The Central Administrative Court's swift action in ordering a temporary halt to the transport and storage of coal in part of Samut Sakhon province has proved, once again, that the court remains a trusted last resort when other state agencies have failed woefully to protect public safety.
Four days after the murder of Thongnak Sawekchinda, a prominent environmental activist in Samut Sakhon who led the protest against coal shipments through the province, the Central Administrative Court on Monday issued an injunction temporarily halting all coal-related activities in Tambon Tha Sai in Muang district.
The court’s unusually swift action, which might have been prompted by the protest by Thongnak’s supporters and sympathisers, means a reprieve of sorts for the residents of Muang, Ban Phaeo and Krathum Baen districts who have for many years suffered health-threatening air pollution from dust and fumes emanating from coal depots and processing factories in their communities.
For the last five years Thongnak had led villagers in the three districts in a continuing protest against the air pollution problem caused by coal-related activities.
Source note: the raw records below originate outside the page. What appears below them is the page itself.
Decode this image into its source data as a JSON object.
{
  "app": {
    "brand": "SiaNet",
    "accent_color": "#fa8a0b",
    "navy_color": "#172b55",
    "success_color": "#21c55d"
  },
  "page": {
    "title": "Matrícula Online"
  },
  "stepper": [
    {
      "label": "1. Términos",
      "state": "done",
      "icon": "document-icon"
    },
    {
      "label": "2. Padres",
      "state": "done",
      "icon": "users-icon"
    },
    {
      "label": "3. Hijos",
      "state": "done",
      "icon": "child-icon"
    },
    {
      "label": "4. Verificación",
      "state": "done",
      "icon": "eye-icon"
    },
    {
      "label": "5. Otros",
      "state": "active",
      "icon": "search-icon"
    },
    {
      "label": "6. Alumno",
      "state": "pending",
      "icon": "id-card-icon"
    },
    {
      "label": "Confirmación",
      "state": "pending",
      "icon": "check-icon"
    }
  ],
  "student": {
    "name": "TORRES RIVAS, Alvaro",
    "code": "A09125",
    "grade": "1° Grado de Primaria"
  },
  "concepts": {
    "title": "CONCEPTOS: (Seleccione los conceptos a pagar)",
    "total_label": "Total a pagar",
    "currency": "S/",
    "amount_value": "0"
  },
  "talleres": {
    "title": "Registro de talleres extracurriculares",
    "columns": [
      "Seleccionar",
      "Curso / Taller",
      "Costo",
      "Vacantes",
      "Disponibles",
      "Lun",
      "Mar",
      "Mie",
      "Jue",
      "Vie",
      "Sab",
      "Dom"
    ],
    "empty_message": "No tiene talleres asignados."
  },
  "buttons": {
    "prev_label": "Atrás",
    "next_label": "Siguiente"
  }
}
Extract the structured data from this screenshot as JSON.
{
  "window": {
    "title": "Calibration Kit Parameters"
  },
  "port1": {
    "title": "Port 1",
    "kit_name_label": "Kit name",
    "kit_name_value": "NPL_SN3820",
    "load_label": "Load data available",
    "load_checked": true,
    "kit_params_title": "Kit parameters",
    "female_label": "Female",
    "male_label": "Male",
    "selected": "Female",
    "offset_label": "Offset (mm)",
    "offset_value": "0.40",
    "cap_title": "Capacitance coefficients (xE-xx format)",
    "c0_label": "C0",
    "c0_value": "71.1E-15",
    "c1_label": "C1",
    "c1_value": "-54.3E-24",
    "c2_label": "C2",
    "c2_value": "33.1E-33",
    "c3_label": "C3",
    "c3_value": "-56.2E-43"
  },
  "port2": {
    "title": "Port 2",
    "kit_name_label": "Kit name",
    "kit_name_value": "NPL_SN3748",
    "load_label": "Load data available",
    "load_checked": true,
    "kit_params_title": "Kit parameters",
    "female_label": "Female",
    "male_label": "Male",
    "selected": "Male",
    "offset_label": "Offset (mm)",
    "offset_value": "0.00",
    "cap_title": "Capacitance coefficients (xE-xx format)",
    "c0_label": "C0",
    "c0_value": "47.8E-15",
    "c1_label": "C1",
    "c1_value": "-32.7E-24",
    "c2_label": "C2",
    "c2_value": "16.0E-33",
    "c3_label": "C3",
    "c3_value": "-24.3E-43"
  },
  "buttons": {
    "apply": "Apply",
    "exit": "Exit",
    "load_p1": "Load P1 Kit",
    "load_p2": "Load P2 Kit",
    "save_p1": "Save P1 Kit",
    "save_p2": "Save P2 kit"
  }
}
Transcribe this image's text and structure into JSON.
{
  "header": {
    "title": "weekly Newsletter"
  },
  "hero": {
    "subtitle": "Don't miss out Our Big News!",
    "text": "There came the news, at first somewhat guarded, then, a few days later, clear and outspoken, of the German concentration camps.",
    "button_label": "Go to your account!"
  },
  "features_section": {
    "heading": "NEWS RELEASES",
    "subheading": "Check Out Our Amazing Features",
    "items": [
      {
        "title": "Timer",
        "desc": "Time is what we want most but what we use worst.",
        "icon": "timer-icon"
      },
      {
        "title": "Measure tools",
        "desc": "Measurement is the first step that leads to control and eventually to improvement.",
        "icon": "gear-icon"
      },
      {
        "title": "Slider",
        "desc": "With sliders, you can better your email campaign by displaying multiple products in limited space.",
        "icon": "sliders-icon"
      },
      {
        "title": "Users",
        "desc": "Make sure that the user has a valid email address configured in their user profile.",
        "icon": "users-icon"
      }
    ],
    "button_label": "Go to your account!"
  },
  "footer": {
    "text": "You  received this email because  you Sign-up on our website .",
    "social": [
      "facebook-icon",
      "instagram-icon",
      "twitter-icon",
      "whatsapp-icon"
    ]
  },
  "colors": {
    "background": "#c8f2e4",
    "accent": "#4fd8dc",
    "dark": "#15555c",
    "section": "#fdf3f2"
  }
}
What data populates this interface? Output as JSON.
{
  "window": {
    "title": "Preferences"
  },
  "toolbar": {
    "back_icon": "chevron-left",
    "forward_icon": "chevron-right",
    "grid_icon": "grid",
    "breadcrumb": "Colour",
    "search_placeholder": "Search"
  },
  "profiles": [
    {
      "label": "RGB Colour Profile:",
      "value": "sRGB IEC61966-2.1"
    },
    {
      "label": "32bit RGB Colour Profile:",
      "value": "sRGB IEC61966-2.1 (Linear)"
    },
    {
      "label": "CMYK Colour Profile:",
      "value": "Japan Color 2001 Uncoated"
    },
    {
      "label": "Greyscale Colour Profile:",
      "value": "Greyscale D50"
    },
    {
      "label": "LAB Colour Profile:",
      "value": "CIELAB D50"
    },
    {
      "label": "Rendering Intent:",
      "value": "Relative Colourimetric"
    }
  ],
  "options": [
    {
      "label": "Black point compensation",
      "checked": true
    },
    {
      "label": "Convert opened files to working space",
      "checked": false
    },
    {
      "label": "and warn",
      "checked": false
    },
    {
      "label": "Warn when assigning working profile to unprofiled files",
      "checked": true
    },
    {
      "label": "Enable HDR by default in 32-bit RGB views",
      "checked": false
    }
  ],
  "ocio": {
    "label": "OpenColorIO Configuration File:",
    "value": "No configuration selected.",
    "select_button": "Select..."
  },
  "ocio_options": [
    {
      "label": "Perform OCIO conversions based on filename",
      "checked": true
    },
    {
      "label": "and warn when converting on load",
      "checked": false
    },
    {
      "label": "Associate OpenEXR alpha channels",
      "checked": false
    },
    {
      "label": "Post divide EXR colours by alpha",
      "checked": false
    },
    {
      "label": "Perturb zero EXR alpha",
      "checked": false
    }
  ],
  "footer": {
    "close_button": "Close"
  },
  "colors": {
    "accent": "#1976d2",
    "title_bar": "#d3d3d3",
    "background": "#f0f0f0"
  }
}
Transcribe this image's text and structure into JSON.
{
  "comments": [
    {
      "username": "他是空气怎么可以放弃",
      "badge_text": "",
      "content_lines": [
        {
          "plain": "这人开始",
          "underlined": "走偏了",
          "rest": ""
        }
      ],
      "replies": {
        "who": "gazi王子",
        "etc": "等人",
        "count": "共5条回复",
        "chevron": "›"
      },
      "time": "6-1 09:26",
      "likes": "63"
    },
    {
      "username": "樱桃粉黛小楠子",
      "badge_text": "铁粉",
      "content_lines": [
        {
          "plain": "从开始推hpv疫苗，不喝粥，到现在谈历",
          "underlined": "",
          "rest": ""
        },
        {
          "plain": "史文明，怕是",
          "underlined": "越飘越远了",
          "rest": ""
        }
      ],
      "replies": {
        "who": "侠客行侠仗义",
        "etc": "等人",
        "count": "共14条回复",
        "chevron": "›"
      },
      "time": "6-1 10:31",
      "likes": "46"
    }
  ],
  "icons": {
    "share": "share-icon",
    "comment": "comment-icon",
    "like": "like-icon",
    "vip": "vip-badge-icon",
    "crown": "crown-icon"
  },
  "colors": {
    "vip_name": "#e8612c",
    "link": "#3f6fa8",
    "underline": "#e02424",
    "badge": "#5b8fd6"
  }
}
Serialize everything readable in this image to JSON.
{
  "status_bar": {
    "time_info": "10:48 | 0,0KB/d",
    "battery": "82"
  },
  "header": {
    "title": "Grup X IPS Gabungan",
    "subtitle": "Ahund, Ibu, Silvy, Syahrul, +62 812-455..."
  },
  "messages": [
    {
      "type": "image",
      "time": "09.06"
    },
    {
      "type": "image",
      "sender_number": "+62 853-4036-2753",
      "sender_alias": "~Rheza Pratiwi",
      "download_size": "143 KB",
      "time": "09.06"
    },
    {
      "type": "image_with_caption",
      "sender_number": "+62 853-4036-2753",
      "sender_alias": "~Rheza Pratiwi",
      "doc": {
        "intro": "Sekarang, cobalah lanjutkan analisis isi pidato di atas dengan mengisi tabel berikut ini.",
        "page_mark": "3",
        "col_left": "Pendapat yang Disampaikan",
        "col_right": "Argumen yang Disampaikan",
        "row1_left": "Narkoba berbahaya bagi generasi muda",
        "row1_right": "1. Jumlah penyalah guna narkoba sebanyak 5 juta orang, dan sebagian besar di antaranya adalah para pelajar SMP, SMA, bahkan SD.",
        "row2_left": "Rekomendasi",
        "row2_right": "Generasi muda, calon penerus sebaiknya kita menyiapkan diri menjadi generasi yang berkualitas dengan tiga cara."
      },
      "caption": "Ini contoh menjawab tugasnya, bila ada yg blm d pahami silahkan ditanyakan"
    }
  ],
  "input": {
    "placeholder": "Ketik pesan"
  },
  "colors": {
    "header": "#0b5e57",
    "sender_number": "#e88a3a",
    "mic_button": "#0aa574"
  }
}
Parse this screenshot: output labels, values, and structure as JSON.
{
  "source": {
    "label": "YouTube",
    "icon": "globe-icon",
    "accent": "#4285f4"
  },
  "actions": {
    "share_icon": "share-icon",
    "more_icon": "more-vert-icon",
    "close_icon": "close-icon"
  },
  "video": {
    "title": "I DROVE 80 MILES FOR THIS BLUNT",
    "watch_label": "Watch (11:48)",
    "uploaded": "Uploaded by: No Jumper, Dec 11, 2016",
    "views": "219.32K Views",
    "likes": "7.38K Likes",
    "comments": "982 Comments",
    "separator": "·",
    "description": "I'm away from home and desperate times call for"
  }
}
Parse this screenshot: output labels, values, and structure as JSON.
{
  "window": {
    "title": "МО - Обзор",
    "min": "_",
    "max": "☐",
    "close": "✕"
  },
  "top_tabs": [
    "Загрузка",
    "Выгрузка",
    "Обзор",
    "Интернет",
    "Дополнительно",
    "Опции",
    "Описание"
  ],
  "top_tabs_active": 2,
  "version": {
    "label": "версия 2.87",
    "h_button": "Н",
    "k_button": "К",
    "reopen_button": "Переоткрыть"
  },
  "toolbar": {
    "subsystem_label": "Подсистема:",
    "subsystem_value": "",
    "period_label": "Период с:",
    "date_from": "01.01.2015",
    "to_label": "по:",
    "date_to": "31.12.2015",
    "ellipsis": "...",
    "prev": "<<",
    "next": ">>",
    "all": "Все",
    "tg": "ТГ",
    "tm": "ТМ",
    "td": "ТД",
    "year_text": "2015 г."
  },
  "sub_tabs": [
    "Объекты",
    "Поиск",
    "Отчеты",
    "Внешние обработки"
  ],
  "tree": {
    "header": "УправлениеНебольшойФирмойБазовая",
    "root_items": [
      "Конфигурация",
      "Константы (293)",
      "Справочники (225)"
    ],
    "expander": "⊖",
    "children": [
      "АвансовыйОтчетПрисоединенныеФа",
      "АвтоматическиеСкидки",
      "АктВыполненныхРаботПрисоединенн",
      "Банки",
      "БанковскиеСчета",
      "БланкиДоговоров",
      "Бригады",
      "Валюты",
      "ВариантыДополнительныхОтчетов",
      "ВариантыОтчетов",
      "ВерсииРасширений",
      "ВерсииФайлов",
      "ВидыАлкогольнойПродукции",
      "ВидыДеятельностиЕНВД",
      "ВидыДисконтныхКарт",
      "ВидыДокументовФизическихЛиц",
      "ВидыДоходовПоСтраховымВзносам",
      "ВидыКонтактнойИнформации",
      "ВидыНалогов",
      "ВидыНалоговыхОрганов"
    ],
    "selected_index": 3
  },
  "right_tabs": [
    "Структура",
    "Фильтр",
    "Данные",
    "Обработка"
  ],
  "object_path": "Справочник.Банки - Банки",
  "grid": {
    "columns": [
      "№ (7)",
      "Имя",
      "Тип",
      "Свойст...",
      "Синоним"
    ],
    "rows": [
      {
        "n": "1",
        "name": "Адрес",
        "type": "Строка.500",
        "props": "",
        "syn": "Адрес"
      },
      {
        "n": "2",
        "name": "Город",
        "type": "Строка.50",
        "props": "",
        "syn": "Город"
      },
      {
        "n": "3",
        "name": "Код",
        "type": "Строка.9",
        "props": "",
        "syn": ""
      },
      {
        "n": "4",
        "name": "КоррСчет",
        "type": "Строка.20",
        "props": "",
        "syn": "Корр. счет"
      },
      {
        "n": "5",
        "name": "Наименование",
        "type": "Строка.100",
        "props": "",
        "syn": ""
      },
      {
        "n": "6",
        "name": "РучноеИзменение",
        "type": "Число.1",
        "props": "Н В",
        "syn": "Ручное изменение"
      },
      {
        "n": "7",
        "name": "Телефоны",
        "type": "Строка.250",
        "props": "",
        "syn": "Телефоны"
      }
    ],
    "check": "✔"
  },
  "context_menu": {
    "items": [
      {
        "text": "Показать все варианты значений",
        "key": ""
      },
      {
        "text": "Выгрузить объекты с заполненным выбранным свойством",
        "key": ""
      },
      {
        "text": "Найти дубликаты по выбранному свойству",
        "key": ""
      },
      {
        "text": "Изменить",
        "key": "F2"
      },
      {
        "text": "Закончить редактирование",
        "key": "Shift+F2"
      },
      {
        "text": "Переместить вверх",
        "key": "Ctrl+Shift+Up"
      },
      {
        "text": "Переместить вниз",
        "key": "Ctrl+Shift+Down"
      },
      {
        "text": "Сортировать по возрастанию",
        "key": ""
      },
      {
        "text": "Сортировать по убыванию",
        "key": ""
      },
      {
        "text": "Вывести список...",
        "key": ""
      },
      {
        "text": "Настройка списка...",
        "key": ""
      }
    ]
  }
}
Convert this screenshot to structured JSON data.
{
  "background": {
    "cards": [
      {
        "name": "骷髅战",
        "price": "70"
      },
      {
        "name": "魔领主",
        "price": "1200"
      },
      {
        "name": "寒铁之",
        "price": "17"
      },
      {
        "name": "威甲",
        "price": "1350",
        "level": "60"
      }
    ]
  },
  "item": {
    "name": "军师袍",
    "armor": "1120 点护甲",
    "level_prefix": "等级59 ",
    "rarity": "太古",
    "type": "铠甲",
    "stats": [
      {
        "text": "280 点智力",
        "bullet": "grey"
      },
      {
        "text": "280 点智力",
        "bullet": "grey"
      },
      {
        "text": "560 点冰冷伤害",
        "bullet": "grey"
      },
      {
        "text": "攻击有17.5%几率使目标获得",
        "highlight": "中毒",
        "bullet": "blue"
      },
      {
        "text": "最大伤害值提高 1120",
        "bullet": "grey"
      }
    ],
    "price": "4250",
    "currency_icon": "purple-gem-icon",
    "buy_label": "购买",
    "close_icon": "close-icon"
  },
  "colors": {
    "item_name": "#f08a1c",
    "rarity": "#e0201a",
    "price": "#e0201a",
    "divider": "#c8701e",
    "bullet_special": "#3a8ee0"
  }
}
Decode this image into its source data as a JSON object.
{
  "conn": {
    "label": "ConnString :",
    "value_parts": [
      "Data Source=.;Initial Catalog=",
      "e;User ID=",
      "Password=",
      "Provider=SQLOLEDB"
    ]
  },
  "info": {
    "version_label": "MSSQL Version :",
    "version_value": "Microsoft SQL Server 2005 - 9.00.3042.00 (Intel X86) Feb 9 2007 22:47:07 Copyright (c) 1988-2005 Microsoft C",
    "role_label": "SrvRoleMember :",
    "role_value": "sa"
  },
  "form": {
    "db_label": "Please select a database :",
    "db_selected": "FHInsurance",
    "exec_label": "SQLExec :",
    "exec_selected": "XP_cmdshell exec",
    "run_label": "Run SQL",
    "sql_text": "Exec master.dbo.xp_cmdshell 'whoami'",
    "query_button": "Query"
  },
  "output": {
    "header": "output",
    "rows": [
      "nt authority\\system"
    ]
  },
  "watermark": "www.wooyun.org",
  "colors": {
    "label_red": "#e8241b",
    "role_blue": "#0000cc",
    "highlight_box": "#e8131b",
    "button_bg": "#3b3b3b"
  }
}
On July 26, two days before he was gunned down in front of his house in Muang district of Samut Sakhon, he and two associates took the case to the Central Administrative Court.
The court’s injuction suspending all coal-related activities is a slap in the face to the provincial authorities, particularly the industrial works officials for their thoughtless decision to allow coal depots and factories to be set up in residential communities.
They are also to be blamed for their failure to properly regulate the operations of the depots and factories to ensure public safety. As such, the provincial governor must order an inquiry to determine if any of these officials have vested interests in these coal-related activities so proper punishment can be meted out against them.
Police have also done a great job in the investigation into Thongnak’s murder, which is believed to be linked to his key role in the protests.